There are several lessons which can be drawn from these results. The first one is the slow but constant decline of Berlusconi’s party and his personal power. Since Berlusconi stepped down as PM in the dramatic days of a financial tempest in November 2011, apparently under unprecedented international pressures, he has been convicted for fiscal evasion, deprived of his passport and expelled from the Parliament.
More remarkable is the Renzi-Grillo contest, which was the central question in the EU election for Italy. While Grillo has presented this vote largely as a political test for the current government, Renzi has clearly managed to overcome the hurdle with a stunning success. The Democratic Party had indeed never attained such a percentage of the vote, and even considering the relatively low electoral turn out, down to 58.7% from 66.4% in 2009, it is a spectacular victory. There may be several reasons why so many Italians have decided to back Renzi.

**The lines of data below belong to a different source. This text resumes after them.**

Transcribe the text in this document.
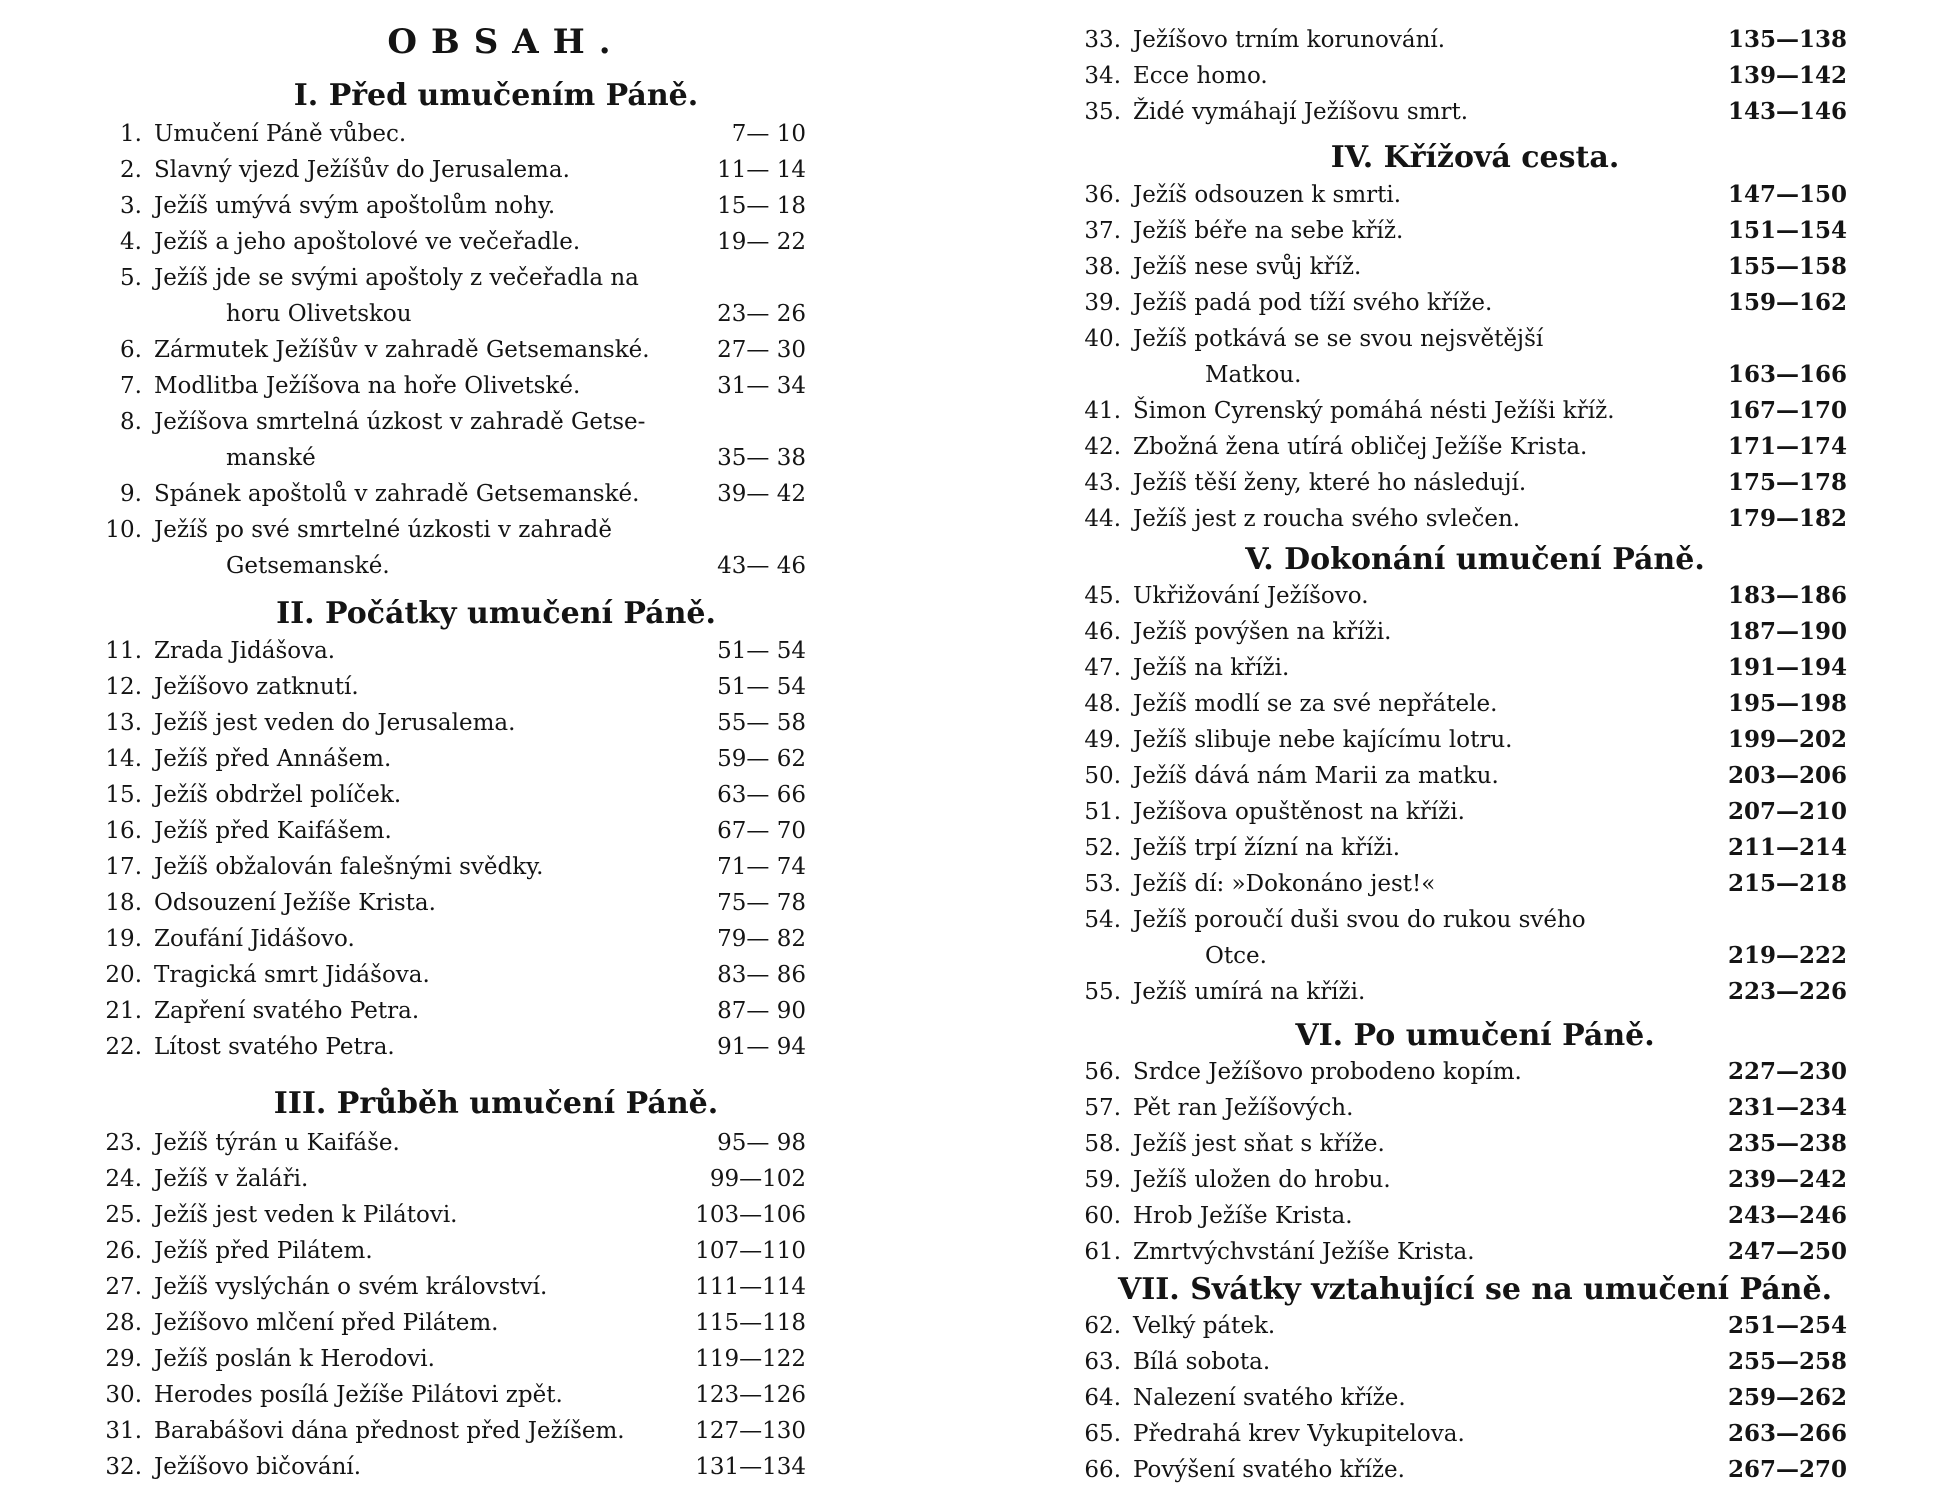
OBSAH.
I. Před umučením Páně.
1. Umučení Páně vůbec.	7— 10
2. Slavný vjezd Ježíšův do Jerusalema.	11— 14
3. Ježíš umývá svým apoštolům nohy.	15— 18
4. Ježíš a jeho apoštolové ve večeřadle.	19— 22
5. Ježíš jde se svými apoštoly z večeřadla na
horu Olivetskou	23— 26
6. Zármutek Ježíšův v zahradě Getsemanské.	27— 30
7. Modlitba Ježíšova na hoře Olivetské.	31— 34
8. Ježíšova smrtelná úzkost v zahradě Getse-
manské	35— 38
9. Spánek apoštolů v zahradě Getsemanské.	39— 42
10. Ježíš po své smrtelné úzkosti v zahradě
Getsemanské.	43— 46
II. Počátky umučení Páně.
11. Zrada Jidášova.	51— 54
12. Ježíšovo zatknutí.	51— 54
13. Ježíš jest veden do Jerusalema.	55— 58
14. Ježíš před Annášem.	59— 62
15. Ježíš obdržel políček.	63— 66
16. Ježíš před Kaifášem.	67— 70
17. Ježíš obžalován falešnými svědky.	71— 74
18. Odsouzení Ježíše Krista.	75— 78
19. Zoufání Jidášovo.	79— 82
20. Tragická smrt Jidášova.	83— 86
21. Zapření svatého Petra.	87— 90
22. Lítost svatého Petra.	91— 94
III. Průběh umučení Páně.
23. Ježíš týrán u Kaifáše.	95— 98
24. Ježíš v žaláři.	99—102
25. Ježíš jest veden k Pilátovi.	103—106
26. Ježíš před Pilátem.	107—110
27. Ježíš vyslýchán o svém království.	111—114
28. Ježíšovo mlčení před Pilátem.	115—118
29. Ježíš poslán k Herodovi.	119—122
30. Herodes posílá Ježíše Pilátovi zpět.	123—126
31. Barabášovi dána přednost před Ježíšem.	127—130
32. Ježíšovo bičování.	131—134
33. Ježíšovo trním korunování.	135—138
34. Ecce homo.	139—142
35. Židé vymáhají Ježíšovu smrt.	143—146
IV. Křížová cesta.
36. Ježíš odsouzen k smrti.	147—150
37. Ježíš béře na sebe kříž.	151—154
38. Ježíš nese svůj kříž.	155—158
39. Ježíš padá pod tíží svého kříže.	159—162
40. Ježíš potkává se se svou nejsvětější
Matkou.	163—166
41. Šimon Cyrenský pomáhá nésti Ježíši kříž.	167—170
42. Zbožná žena utírá obličej Ježíše Krista.	171—174
43. Ježíš těší ženy, které ho následují.	175—178
44. Ježíš jest z roucha svého svlečen.	179—182
V. Dokonání umučení Páně.
45. Ukřižování Ježíšovo.	183—186
46. Ježíš povýšen na kříži.	187—190
47. Ježíš na kříži.	191—194
48. Ježíš modlí se za své nepřátele.	195—198
49. Ježíš slibuje nebe kajícímu lotru.	199—202
50. Ježíš dává nám Marii za matku.	203—206
51. Ježíšova opuštěnost na kříži.	207—210
52. Ježíš trpí žízní na kříži.	211—214
53. Ježíš dí: »Dokonáno jest!«	215—218
54. Ježíš poroučí duši svou do rukou svého
Otce.	219—222
55. Ježíš umírá na kříži.	223—226
VI. Po umučení Páně.
56. Srdce Ježíšovo probodeno kopím.	227—230
57. Pět ran Ježíšových.	231—234
58. Ježíš jest sňat s kříže.	235—238
59. Ježíš uložen do hrobu.	239—242
60. Hrob Ježíše Krista.	243—246
61. Zmrtvýchvstání Ježíše Krista.	247—250
VII. Svátky vztahující se na umučení Páně.
62. Velký pátek.	251—254
63. Bílá sobota.	255—258
64. Nalezení svatého kříže.	259—262
65. Předrahá krev Vykupitelova.	263—266
66. Povýšení svatého kříže.	267—270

First, it has to be noted that Renzi enjoys the unanimous and almost uncritical backing from the mainstream press, to the point of embarrassing cult-of-personality-like articles, a mix of former Eastern bloc techniques and post-modern, multiculturalist and kitsch content.
More importantly, the whole Renzi government, in charge now for little more than three months, has been successfully engineered as a public relations operation, in order to provide a new row of frontline faces to the same policy line, as Monti and Letta rapidly became too unpopular. Renzi, albeit belonging to the same political area and being connected to the same prominent allies both at home and abroad, has constructed over the years an image of homo novus, which, despite its disputability and long-term fragility, was enough to gain the vote of many citizens, exhausted from the political and economic situation and inclined to accept any appearance of “change”.
While both Grillo and Renzi insist on the unavoidability of such “change”, their narratives thereof are very different. For Grillo, the country is already hopelessly bankrupt, and it has consequently to look beyond the current disaster to a period of deep and painful reconstruction. For Renzi and the Democratic Party, Italy is a “great country” with a series of problems, which can however be solved through a number of moderate (to the point of cosmetic), slow-motion “reforms”. But overall, their narrative is that the country is fundamentally fine as it is at the present. Indeed, the Democratic Party has presented the electoral contest as one between “fear” and “hope”.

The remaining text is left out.